Annotated multiparametric magnetic resonance imaging pelvis (sagittal section) demonstrating ball-valve type of obstruction in patients with large median lobes. IUM = internal urethral meatus.

Annotated multiparametric magnetic resonance imaging pelvis (sagittal section) demonstrating ball-valve type of obstruction in patients with large median lobes. IUM = internal urethral meatus. Sarle et al. [6] first highlighted the challenges encountered in RARP for PMLs. Since then many studies have shown that a PML has been associated with a longer operative time and hospital stay, and more blood loss [7], [8], [9]. Moreover, some studies correlated PMLs with poor recovery of urinary continence and higher positive surgical margins (PSMs) [3], [10], [11], [12], [13]. Consequently, many experts intuitively recommended RARP for a PML to be performed only by surgeons with high robotic expertise [6], [14]. The aim of this report is to present our experience in dealing with PMLs as a robotic center of experience with a high RARP volume. We will focus on our technique to avoid complications and how to deal with the complications if these ever incur.

Materials, patients, and methods

Enrollment

Between October 2013 and February 2022, we retrospectively reviewed the charts of all the patients who underwent RARP performed by a single surgeon (A.T.) in the Department of Urology at Mount Sinai, New York, NY, USA. We excluded 230 patients from the study due to various reasons (patients with prior transurethral resection of prostate [80 patients], without preoperative magnetic resonance imaging [MRI; 46 patients], with neoadjuvant androgen deprivation therapy [64 patients], and with salvage prostatectomy [40 patients]). A total of 2671 patients were ultimately included in the analysis. The study population was further subdivided into two subgroups according to the presence of a PML: group A (2411 patients without a PML) and group B (260 patients with a PML). A PML was described on preoperative MRI, ultrasound, or prior cystoscopy.
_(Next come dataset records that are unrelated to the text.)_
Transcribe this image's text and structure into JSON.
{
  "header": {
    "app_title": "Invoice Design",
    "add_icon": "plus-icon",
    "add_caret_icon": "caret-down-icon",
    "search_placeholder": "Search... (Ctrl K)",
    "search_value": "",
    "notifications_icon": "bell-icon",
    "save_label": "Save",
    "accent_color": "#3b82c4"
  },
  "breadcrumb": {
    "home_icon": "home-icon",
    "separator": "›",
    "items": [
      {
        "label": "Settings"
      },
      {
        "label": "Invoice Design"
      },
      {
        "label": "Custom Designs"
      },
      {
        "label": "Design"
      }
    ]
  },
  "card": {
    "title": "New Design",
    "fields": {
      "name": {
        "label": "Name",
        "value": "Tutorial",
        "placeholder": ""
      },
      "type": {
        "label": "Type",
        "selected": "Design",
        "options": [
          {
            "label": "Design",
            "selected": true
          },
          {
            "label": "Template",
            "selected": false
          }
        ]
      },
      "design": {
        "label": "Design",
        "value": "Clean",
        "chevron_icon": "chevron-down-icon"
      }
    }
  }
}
However, the final confirmation was based on visual evidence of a PML intraoperatively upon opening the bladder neck. Clear documentation of this finding in the operative note was a prerequisite to include the patient in group B in every case.

Surgical technique and our approach for PML

A four-arm Da Vinci Xi system was used for all cases and was performed by a single experienced surgeon (A.T.).

Position and port placement

The patient was placed in the steep Trendelenberg position. Six laparoscopic trocars were placed according to the procedure published previously [15], [16].

Development of the retropubic space

Using camera lens 0° optic, the peritoneum was incised beginning high at midline and laterally at the level of the vasa on both sides.

Bladder neck transection

The bladder neck was incised and deepened till the Foley catheter was seen. The Foley catheter was grasped by the tip with firm anterior traction.

Delivery of median lobe outside the bladder neck

A median lobe was seen and delivered outside using 3-0 Vicryl suture. Delivery of the median lobe helps in visualizing the posterior bladder neck. We used robotic Tenaculum forceps instead of Prograsp forceps in cases of huge median lobes (>2.5 cm in size). For the remaining cases, the Da Vinci instruments used were similar in both groups.

Confirming position of ureteral orifices and posterior bladder neck incision

Once the median lobe was delivered outside, we focused our attention to identifying ureteral orifices. The mucosa at the posterior bladder neck was incised away from ureteric orifices and followed till the “retrotrigonal layer” to expose the vasa and the seminal vesicles.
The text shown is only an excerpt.